- The gadget, which blows hot air while stirring food with a large paddle, produces nearly perfect fries. Russet potato and sweet potato French fries were crispy on the outside, yielding to a soft, fluffy center. Unlike a baked fry, Acti-fries are evenly crispy on all sides. They don't have quite the light and flaky exterior of authentic fries, but they come pretty darn close.
- It's incredibly easy to clean. The gizmo's pan, lid, and filter are all removable and thus quick to clean. Nothing sticks to the dishwasher-safe nonstick ceramic lid, making it a cinch to wipe down.
- The lidded contraption is much safer than a regular deep fryer.
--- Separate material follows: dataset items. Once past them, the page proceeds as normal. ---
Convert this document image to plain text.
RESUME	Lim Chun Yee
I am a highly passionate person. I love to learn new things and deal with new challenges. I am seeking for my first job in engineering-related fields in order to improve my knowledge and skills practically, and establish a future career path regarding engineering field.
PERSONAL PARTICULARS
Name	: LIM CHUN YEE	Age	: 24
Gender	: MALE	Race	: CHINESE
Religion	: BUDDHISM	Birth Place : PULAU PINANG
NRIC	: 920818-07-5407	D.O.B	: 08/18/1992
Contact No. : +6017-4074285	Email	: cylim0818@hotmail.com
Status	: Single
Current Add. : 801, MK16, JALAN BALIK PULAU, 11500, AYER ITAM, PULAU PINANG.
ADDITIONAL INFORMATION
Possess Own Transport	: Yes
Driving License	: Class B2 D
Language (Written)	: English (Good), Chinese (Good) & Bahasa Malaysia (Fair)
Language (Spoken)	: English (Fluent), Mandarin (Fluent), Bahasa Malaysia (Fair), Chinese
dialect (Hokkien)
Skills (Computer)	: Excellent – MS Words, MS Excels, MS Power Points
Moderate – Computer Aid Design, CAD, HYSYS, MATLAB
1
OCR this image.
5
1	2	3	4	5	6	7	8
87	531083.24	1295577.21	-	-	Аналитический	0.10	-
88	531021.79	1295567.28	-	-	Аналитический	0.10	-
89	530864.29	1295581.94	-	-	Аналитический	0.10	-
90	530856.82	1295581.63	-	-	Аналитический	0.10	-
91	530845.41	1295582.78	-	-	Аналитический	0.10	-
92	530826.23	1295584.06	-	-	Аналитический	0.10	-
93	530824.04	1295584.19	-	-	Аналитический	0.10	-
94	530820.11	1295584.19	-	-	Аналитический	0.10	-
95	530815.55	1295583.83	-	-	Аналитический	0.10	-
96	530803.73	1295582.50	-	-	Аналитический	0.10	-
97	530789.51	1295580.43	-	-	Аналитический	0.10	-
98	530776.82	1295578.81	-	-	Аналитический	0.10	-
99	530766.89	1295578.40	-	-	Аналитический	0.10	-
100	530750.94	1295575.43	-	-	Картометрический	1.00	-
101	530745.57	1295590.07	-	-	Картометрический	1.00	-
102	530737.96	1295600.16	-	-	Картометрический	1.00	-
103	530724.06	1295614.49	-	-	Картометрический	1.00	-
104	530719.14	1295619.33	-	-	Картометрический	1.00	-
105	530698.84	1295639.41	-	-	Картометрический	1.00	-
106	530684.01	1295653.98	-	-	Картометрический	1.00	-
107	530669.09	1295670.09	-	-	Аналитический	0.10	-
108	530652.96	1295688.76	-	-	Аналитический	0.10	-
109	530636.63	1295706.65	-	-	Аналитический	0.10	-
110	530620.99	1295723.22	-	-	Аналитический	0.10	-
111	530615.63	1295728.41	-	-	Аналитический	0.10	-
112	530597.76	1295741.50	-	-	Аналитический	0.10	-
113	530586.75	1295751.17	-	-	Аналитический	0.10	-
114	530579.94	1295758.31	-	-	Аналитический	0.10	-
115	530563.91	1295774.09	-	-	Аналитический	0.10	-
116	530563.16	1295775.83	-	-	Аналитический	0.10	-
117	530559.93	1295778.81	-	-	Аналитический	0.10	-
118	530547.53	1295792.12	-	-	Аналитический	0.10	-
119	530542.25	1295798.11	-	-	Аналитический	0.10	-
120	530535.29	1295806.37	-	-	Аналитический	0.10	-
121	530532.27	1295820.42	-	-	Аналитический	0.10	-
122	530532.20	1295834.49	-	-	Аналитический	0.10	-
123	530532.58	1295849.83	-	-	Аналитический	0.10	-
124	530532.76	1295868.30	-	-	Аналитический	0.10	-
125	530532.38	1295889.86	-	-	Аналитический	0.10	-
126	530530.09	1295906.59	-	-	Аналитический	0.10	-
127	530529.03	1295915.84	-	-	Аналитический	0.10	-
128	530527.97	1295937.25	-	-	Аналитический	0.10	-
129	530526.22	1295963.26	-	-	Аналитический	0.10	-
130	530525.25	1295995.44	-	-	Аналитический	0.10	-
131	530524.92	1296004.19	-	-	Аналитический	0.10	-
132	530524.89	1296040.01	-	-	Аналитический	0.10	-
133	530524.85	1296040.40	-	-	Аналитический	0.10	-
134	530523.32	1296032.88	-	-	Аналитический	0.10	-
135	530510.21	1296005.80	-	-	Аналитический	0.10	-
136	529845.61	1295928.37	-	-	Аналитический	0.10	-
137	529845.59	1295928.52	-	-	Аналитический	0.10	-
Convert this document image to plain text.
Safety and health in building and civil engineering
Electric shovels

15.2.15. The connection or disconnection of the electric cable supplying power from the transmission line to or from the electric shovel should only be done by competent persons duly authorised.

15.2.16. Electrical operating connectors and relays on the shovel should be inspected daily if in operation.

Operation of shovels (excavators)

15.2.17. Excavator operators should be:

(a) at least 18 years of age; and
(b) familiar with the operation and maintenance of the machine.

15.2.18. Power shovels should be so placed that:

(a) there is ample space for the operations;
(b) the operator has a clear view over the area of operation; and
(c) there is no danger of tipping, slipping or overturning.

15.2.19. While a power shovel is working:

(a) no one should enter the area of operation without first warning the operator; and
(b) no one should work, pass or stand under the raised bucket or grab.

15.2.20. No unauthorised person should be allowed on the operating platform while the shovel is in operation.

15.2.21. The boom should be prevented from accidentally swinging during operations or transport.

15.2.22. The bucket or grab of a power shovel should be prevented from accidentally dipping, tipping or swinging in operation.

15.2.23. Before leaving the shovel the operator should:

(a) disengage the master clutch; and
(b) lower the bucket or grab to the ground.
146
It gets hot enough to achieve results, but not so hot I worried about getting near it as I might a spattering fryer.
- Loose ingredients that mix easily, such granola and fried rice, blend evenly in this machine.
- Other foods take longer to cook in an Actifry than on a traditional stove, with less satisfactory results. I tried a few stir-fries from the accompanying recipe packet, but the meat turned out tough and overcooked, since there was no way of monitoring the cooking without turning the machine off and opening it to check up on the dish.
- Nugget-sized pieces of classic fried snacks, such as frozen egg rolls, actually achieve better texture when baked than when reheated in the machine.
- The Actifry takes up more counter space than a large slow cooker and is louder than a microwave when in use. Since the timer only sounds twice, if you don't hear it go off, you risk the chance of burning your food.
In summary: This appliance may be able to perform multiple functions, but it really only shines with one: creating a (nearly) perfect French fry for a fraction of the calories and fat. Skip the $300 unless you're a frites fanatic, in which case this machine is perfect for you.